Homélie du Cardinal André Vingt-Trois - Messe à la Maison Marie-Thérèse
Dimanche 5 mars 2023 - Maison Marie-Thérèse (14e)
– 2e dimanche de carême – Année A
– Gn 12, 1-4a ; Ps 32 (33), 4-5, 18-19, 20.22 ; 2 Tm 1, 8b-10 ; Mt 17, 1-9
Frères et Sœurs,
Il y a six jours, à Césarée, Jésus a annoncé à ses disciples que le chemin qu’il prenait vers Jérusalem le conduirait à la mort. Pierre s’est mis en travers de sa route car il ne pouvait pas s’imaginer que le Messie auquel il croyait ne fût pas un Messie triomphant et glorieux, et il trouvait scandaleux que Jésus gâche une si belle chance en annonçant de pareilles nouvelles. Il était clair que la parole du Christ ne suffirait pas pour préparer les disciples à l’épreuve qu’ils allaient vivre. Ainsi, il emmène Pierre, Jacques et Jean son frère, sur une haute montagne où il est transfiguré devant eux. Cela signifie qu’ils le voient de leurs yeux, avec tous les attributs d’une manifestation de Dieu, la lumière, les vêtements, bref tout ce qui fait que, dans l’Ancien Testament, on comprenait qu’on était devant Dieu. Et puis, pour certifier qu’ils ne se trompent pas, Moïse et Elie, les deux piliers, viennent apporter leur témoignage et leur caution en s’entretenant avec Jésus.
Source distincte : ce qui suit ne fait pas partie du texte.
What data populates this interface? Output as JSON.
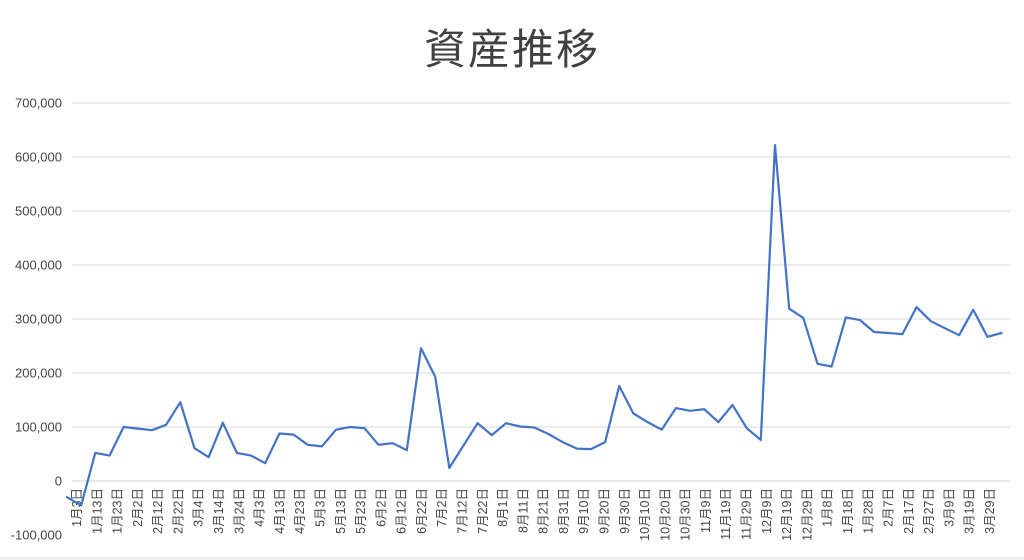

Pierre se lance tout de suite dans la brèche : « dressons trois tentes, une pour toi, une pour Moïse, une pour Elie ». Eh bien non ! Ce n’est pas pour cela qu’ils sont venus. Et quand ils relèvent la tête, Jésus est seul. Que s’est-il passé pendant quelques instants ? Leurs yeux ont vu ce qu’ils ne devaient pas voir. Leurs yeux ont vu ce qui n’était pas visible, c’est-à-dire la filiation divine de Jésus manifestée par des signes visibles et complétée par le message qui venait d’en-haut, de la nuée, et donc de Dieu. Jésus resté seul était toujours le même. Celui que Pierre, Jacques et Jean voyaient, c’était toujours Jésus de Nazareth, qu’ils croyaient être le Messie mais un instant, ils ont vu ce qui était au cœur du visible, mais demeurait invisible, son identité de Fils de Dieu.
C’est sur cette vision, soigneusement protégée, que Jésus les entraîne vers le chemin de la Passion. Car au cours de la Passion, ils vont voir la dégradation du Messie. Ils vont voir de leurs yeux le procès inique, les tortures, la dérision, et enfin la crucifixion. On est loin du Messie glorieux triomphant ! Et d’ailleurs, malgré la vision sur la haute montagne, Pierre aura besoin d’encore un peu de temps avant de comprendre que cet homme est le Fils de Dieu.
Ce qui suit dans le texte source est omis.